Essentially, if the cells that Das and his colleagues refer to as ‘weaker’ are heavily used (i.e., when the synapses mapped to these cells are activated too frequently), they will age faster. This can adversely impact a system’s overall usability, causing more errors.

The main objective of the study carried out by the researchers was to analyze the workload of a ML/AI algorithm and map its synapses to memory cells within the neuromorphic system executing it. Ultimately, they wanted to ensure that synapses exhibiting a higher activation are mapped to stronger cells.

To achieve their goal, Das and his colleagues developed a technique called eSpine, which automatically maps synaptic elements of artificial neural networks to the memory cells of a neuromorphic system. This can ultimately balance the endurance of memory cells in neuromorphic computing systems and increase their usable lifetime.

“The problem of finding a mapping solution for ML/AI workload on a neuromorphic system is a combinatorial optimization problem, which is NP-complete that is not solvable in polynomial time,” Das said. “We used Particle Swarm Optimization (PSO), a computational method that finds solution to an optimization problem by iteratively trying to improve a candidate solution with regard to a given measure of quality.”

In the context of the researchers’ study, the term ‘quality’ refers to a neuromorphic system’s lifetime, which is measured by recording the activation of its weakest cells. PSO techniques are inspired by swarm behavior in animals, such as birds’ flocking and schooling behaviors.

“For each solution that the PSO algorithm generates, eSpine maps the synapses to the memory cells by analyzing the synaptic activations within each workload,” Das explained. “Synapses with higher activations are mapped to stronger cells and vice versa. Eventually, when PSO finds the best solution, the average endurance of weaker cells is significantly improved.”

The technique devised by Das and his colleagues mitigates the endurance bottleneck of a neuromorphic system’s memory cells purely from a software mapping perspective. This process can be seen as equivalent to load balancing operations carried out by operating systems (OSs) in conventional computers.

In contrast with other techniques for improving the usable lifetime of neuromorphic systems, eSpine requires no action or involvement on behalf of developers. In addition, it does not affect or change the system’s hardware and interface.

The researchers evaluated the technique they developed in a series of experiments. Remarkably, they found that it led to usable lifetimes that were 3.5 times higher than those achieved using other state-of-the-art methods for extending a neuromorphic system’s lifetime.

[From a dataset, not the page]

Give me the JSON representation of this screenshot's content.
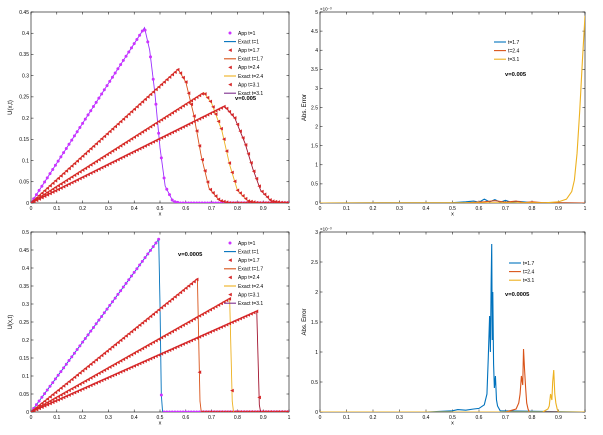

“The key finding in our paper is that memory cell endurance varies significantly within a neuromorphic system and such variation is caused by variation of current propagating through the memory cells,” Das said. “The endurance variation becomes even more critical at elevated voltage and temperature.”

Typically, if a neuromorphic system is designed to operate for approximately 10 years, arbitrary synapse mapping techniques can lower its usable lifetime down to two years. By mapping synapses with higher activations to stronger memory cells, eSpine could increase the same system’s usable lifetime to seven years.

In the future, the technique devised by this team of researchers could thus prove highly valuable, as it could help to extend the lifetimes and enhance the durability of various neuromorphic devices. In their next studies, Das and his colleagues hope to develop eSpine further to address other limitations of neuromorphic systems.

“Stronger memory cells are also slower to access, meaning that activating these cells frequently would lead to slower performance,” Das said. “In the future, we plan to expand this research to also consider application slowdown.”